The Doctor’s watching her with something like guilt on his face, and she wonders if he’s about to apologise again for taking her memories. But instead, he asks, “Do you miss it?”
“What, the metacrisis? All things considered I like my brain not melting, actually -”
But the Doctor’s shaking his head. “No, I meant the travelling, the TARDIS, all of space and time. Because you’ve asked me if I miss it, but I didn’t ask if you did.”
“Sometimes.” I'm going to travel with that man forever, she had said to Martha, and she’d meant it. “I mean, I loved it. The adventure of it, getting to see more than one tiny corner of the universe, making a difference. Even the running, believe it or not,” she says with a grin. “But I get plenty of excitement and aliens and running at UNIT, plus something even better.”
“You can’t tell me the UNIT helicopter is better than the TARDIS -”
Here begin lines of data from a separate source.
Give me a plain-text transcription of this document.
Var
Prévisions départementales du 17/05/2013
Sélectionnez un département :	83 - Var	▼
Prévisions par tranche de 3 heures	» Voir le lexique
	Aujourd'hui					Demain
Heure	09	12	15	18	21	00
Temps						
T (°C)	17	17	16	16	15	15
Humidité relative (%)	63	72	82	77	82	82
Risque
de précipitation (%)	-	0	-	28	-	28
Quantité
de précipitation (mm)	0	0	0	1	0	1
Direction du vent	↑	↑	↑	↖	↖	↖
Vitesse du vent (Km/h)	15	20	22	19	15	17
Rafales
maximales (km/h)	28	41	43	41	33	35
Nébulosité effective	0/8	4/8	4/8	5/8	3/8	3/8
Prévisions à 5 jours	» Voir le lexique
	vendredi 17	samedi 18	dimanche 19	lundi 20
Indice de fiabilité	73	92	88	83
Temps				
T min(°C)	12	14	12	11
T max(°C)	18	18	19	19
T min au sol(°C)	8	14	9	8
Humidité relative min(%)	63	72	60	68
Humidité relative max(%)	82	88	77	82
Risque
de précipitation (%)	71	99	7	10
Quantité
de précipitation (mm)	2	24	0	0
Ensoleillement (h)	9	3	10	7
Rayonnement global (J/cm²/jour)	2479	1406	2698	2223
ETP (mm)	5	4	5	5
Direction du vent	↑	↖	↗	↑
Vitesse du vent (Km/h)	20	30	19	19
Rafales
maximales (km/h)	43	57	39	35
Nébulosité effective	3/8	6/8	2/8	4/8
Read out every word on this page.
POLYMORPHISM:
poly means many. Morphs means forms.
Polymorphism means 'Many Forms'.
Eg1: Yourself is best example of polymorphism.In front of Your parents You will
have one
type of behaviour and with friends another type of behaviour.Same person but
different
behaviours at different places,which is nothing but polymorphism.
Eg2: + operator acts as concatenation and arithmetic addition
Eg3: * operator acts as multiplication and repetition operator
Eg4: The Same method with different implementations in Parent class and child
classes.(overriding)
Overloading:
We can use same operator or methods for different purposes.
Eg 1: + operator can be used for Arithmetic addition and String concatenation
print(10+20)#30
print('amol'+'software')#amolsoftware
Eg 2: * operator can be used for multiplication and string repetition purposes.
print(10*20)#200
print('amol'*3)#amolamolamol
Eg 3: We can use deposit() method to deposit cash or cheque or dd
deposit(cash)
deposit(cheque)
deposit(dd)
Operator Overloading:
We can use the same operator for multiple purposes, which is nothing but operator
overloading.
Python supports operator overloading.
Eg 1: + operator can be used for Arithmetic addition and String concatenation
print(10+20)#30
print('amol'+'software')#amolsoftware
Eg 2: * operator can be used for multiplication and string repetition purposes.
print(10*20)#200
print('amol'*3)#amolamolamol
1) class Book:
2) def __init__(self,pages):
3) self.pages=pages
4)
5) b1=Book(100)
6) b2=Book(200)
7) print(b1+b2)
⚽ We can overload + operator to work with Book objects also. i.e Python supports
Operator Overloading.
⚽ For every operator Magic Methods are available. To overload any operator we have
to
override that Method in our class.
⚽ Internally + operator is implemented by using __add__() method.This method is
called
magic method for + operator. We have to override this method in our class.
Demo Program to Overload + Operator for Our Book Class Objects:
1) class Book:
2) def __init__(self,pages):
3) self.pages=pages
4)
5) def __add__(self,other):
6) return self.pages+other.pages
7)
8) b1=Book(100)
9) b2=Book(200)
“No, you dumbo, I mean my family. I get to come home to an extraordinary daughter, a loving husband, and a wonderful grandfather. And Mum, but I suppose you can’t have everything,” she adds, which makes the Doctor snort inelegantly.
“And you,” she continues, serious again. “You know that, right?” she asks, because he has to. “It’s like I knew something was missing all those years, and it wasn’t aliens and spaceships and planets. It was you.”
His face does something complicated and vulnerable at her words, just for a second. “I thought you said you weren’t going to get sentimental.”
She laughs at that, if a bit wetly. “Oh, shut up,” she says, and pulls him in for a hug. It’s still a novelty, being able to do that again.
“I’m really glad I’m here,” he says when she lets go, and it’s clear how much he means it.
“Me too,” she says, and stands. “Goodnight, Doctor. And thanks again,” she adds, picking up the now-empty box before leaving.
In the morning, she discovers that all the laundry has been neatly folded.